Sobre incêndios, há duas verdades: 1) Um incêndio não se desencadeia por acaso, é uma sucessão de erros; 2) A segurança contra incêndios é reativa e só depois de uma grande tragédia as normas de prevenção têm melhorado.

Isso significa que quase todas as recomendações que constam dos códigos e normas têm sido quase escritas com sangue.  É o caso do Código de Segurança da Vida, ou NFPA 101, um manual de 1300 páginas. Ele foi originalmente destinado ajudar as fábricas a serem mais seguras para as pessoas que nelas trabalhavam. Isso foi no início do Século XX. Seu foco inicial foram os riscos de escadas e saídas de emergência, a necessidade de simulações de incêndios e a construção e arranjo das saídas.

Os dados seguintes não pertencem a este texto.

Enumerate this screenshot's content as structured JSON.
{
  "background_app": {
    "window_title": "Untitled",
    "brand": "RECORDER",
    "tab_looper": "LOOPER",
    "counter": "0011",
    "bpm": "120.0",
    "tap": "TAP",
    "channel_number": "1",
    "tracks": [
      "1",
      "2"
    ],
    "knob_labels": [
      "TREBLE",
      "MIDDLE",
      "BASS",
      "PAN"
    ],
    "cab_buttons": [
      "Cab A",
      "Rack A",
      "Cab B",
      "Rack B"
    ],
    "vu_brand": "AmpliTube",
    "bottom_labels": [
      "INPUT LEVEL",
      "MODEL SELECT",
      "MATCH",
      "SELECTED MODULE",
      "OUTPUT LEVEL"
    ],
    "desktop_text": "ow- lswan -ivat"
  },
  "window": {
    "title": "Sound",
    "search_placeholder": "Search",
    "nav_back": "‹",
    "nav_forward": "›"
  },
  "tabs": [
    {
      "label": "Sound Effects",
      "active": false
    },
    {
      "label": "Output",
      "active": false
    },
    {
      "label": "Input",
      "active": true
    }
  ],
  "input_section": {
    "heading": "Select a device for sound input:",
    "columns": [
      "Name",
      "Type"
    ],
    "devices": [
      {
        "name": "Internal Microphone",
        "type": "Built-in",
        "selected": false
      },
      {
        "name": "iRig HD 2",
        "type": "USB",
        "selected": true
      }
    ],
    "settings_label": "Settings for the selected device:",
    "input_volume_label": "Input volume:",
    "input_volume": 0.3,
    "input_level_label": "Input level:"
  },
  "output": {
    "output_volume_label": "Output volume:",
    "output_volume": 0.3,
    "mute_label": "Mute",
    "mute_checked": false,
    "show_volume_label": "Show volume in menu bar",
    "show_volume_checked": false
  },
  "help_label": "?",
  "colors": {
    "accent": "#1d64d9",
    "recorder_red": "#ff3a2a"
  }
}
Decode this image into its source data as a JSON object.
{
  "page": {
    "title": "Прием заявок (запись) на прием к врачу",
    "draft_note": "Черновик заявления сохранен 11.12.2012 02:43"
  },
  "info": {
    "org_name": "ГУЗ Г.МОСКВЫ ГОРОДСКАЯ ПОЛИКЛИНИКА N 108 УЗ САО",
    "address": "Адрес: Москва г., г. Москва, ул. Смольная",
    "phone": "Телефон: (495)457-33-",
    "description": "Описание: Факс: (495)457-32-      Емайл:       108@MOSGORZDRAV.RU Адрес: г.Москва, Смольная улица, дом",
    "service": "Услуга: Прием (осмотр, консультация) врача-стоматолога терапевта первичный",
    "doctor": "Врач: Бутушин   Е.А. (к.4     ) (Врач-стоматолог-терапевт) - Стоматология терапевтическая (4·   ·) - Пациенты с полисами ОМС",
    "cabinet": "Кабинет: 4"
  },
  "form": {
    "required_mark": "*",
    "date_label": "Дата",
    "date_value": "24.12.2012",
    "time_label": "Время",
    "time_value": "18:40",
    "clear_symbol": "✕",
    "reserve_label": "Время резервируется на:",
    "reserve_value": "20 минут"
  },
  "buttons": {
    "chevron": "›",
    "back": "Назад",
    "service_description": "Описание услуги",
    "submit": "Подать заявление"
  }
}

Um incêndio que teve grande impacto sobre esse código foi o que aconteceu na fábrica Triangle Shirtwaist Company, em 25 de março de 1911, em Nova York, onde morreram 143 trabalhadores, por exemplo. Um ano depois da tragédia, o NFPA publicou “Simulações de Incêndios em Escolas, Fábricas, Lojas de Departamento e Teatros”.

Esse é também um código de consenso, que foi amplamente adotado nos Estados Unidos. O documento permanece em um ciclo de revisão a cada três anos, e a próxima edição será lançada em 2018.

Mas esse código não foi escrito como um instrumento legal.

Ele destaca, entre outros aspectos, a conscientização e a responsabilidade das pessoas.

Hoje, o Brasil vive como se estivesse atravessando um incêndio de grandes proporções, o incêndio da corrupção.  E como sabemos, há duas verdades: 1) isso não aconteceu por acaso, foi uma sucessão de erros; 2) A segurança contra a corrupção está sendo reativa e acreditamos que depois dessa grande tragédia, chamada petrolão, as normas de segurança melhorem.

Como os bombeiros são os heróis durante os incêndios, a força-tarefa da Lava Jato representa os nossos salvadores em meio a tal tribulação.

No final das contas, podemos não ter um código estruturado como NFPA. Mas todos nós seremos capazes de compreender quais as medidas de prevenção cabíveis.

E um dos motivos para isso é porque o nosso senso de cidadania está evoluindo.

Hoje, em Curitiba, no tenso dia do depoimento do ex-presidente Lula ao juiz Sergio Moro, temos uma cidade ordeira, com cidadãos recebendo adequada orientação e segurança pública. Uma cidade preparada para imprevistos e visitantes mal-intencionados.

Também vemos que a maioria das pessoas atendeu ao pedido do juiz da República de Curitiba e decidiu agir e se manifestar pacificamente, transitar nas ruas com a educação habitual do povo curitibano. Mesmo que episódios isolados de desordem sejam registrados.

Uma tragédia sempre traz consigo traumas. Mas, se for devidamente analisada e a lição aprendida, também pode significar progresso para uma nação.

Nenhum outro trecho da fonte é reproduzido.